A primary advantage is the ability to capture data about arteries below the knee that are less than 3 mm in diameter with submillimeter resolution. Captured in such peripheral studies are the pedal arteries, which extend anteriorly outside the thin slab typically acquired during MR scans. All this is accomplished with a single injection of contrast medium on a 1.5T Philips scanner equipped with SENSE and set for data acquisition at three stations, Maki said.

The designers of AngioSURF (System for Unlimited Rolling Field-of-Views) have concentrated on the initial stations, with the objective of maximizing coverage for whole-body MR vascular exams, according to Dr.
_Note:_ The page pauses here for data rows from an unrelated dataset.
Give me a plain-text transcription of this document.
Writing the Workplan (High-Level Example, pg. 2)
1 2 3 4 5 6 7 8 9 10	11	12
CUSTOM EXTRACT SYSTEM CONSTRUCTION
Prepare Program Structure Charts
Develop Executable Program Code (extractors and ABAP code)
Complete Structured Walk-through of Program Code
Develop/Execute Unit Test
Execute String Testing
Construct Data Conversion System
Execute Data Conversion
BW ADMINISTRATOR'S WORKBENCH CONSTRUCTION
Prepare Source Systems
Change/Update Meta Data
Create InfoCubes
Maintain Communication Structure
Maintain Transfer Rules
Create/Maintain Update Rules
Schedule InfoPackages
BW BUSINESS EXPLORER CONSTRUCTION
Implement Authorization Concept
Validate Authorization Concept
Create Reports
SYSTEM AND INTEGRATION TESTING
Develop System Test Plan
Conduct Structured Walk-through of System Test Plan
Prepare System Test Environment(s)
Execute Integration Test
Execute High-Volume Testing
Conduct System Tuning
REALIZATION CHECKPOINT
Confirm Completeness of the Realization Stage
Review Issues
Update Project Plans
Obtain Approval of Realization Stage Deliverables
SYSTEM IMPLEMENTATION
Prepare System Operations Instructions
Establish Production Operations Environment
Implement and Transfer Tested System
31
Mathias Goyen, a research radiologist at the University of Essen in Germany. Studies were conducted on a 1.5T Siemens Sonata using Bracco's new contrast medium, MultiHance, which is pending FDA review. The technology is optimized to produce high-resolution 3D whole-body MR angiograms from a continuous set of images with a single contrast bolus traveling from the carotid arteries to the feet. Data are acquired during a 72-second bolus track.

The rolling table platform that serves as the cornerstone of AngioSURF fits over an existing patient table and operates with the scanner's standard phased-array surface coil, which is inserted into the unit. Station-to-station positioning is performed manually, and 3D volumetric data are collected in four segments. Data are acquired while the region of interest is located in the isocenter of the magnet. Specificity and sensitivity were in the mid-90% range during preliminary study.

Goyen envisions the device expanding the role of MR into healthcare screening as an alternative to whole-body CT. Nonvascular applications of the moving table could also be used to survey the body for metastases following chemotherapy.